Jaipur (AsiaNews) - Three children who suffer from thalassemia in Jodhpur in Rajasthan this week contracted HIV after blood transfusions required to treat the disease. It is not the first time that such cases occur in India.  According to statistics, over the past five years thousands of children have fallen ill with AIDS after blood transfusion from the state blood bank.

Marwar Thalassemic Society says that in the last six months eight children have contracted HIV and hepatitis C for 43 additional transfusions of infected blood. The three children are in care at the Ummed Hospital which treats children with thalassemia free of charge. Hospital managers said they had scrupulously followed the guidelines of the National AIDS Control Organization. Both hospitals blood banks are testing to verify that the donated blood is healthy, but often this is not enough.

"Tests of blood cells are not adequate," Pascoal Carvalho, immunologist and member of the Pontifical Council for life tells AsiaNews. "We need the Nucleic Acid Testing (NAT), but since it has a very high cost it is not always done".

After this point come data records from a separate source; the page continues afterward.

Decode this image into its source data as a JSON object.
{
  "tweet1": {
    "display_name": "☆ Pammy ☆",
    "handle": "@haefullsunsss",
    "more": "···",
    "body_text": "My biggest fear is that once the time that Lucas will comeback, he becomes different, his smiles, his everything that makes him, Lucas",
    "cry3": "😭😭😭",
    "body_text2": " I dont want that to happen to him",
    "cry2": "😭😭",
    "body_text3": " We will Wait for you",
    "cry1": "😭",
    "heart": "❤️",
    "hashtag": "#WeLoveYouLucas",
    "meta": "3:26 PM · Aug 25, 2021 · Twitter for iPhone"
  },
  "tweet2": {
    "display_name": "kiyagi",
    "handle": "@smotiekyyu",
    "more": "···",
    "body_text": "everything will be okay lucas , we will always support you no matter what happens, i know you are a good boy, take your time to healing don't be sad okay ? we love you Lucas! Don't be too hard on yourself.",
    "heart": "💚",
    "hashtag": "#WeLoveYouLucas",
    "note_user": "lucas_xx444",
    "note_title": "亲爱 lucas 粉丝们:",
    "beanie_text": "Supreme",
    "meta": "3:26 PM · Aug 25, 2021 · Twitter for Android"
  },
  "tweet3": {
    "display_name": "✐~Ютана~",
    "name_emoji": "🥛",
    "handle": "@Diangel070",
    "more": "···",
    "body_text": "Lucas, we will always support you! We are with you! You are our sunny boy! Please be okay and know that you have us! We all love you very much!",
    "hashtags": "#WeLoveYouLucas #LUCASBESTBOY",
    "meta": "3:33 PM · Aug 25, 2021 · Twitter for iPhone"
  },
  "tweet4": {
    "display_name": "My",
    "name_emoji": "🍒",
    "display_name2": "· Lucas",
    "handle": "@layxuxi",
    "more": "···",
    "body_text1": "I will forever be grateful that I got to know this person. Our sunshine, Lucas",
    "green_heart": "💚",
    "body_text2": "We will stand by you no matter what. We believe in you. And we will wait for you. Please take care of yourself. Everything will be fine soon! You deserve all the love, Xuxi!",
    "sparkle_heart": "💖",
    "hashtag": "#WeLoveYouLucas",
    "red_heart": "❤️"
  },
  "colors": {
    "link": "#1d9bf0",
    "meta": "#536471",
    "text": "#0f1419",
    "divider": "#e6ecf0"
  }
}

Performing NAT on the blood cost 1000 rupees (16 Euros) and in most cases the cheaper Elisa test is carried out: "The Elisa test" continues the doctor, "often fails to identify the HIV virus, especially since detects it only after the virus has been circulating in the donor’s blood for three months".

India’s health system is well aware of the technologies needed to solve the problem, but does not invest: "The government must urgently upgrade its monitoring system in blood banks. The problem of infection is even more tragic because they are poor families who use government blood banks.

For Pascoal Carvalho, the only positive note is that better therapies are being introduced to treat thalassemia. But the doctor calls the government on its responsibilities: "The instruments for Nat cost 400 thousand rupees (6700 million) and 1000 rupees each test, but poor patients can not afford it. Only the government can require that Nat be used in all hospitals and blood banks and provide subsidies for those who must take the test. Only then will we avoid similar tragedies in India. "

Fr. Antonio Grugni, PIME missionary and doctor in Mumbai, told AsiaNews about the health situation in India: "The number of poor in India is enormous and they can only afford public health, where there are few doctors for a huge amount of patients. You can not say that the government does nothing: the cure for tuberculosis and leprosy are free, for example. It is not true that in India there is no money. There are but are often misused by individual states".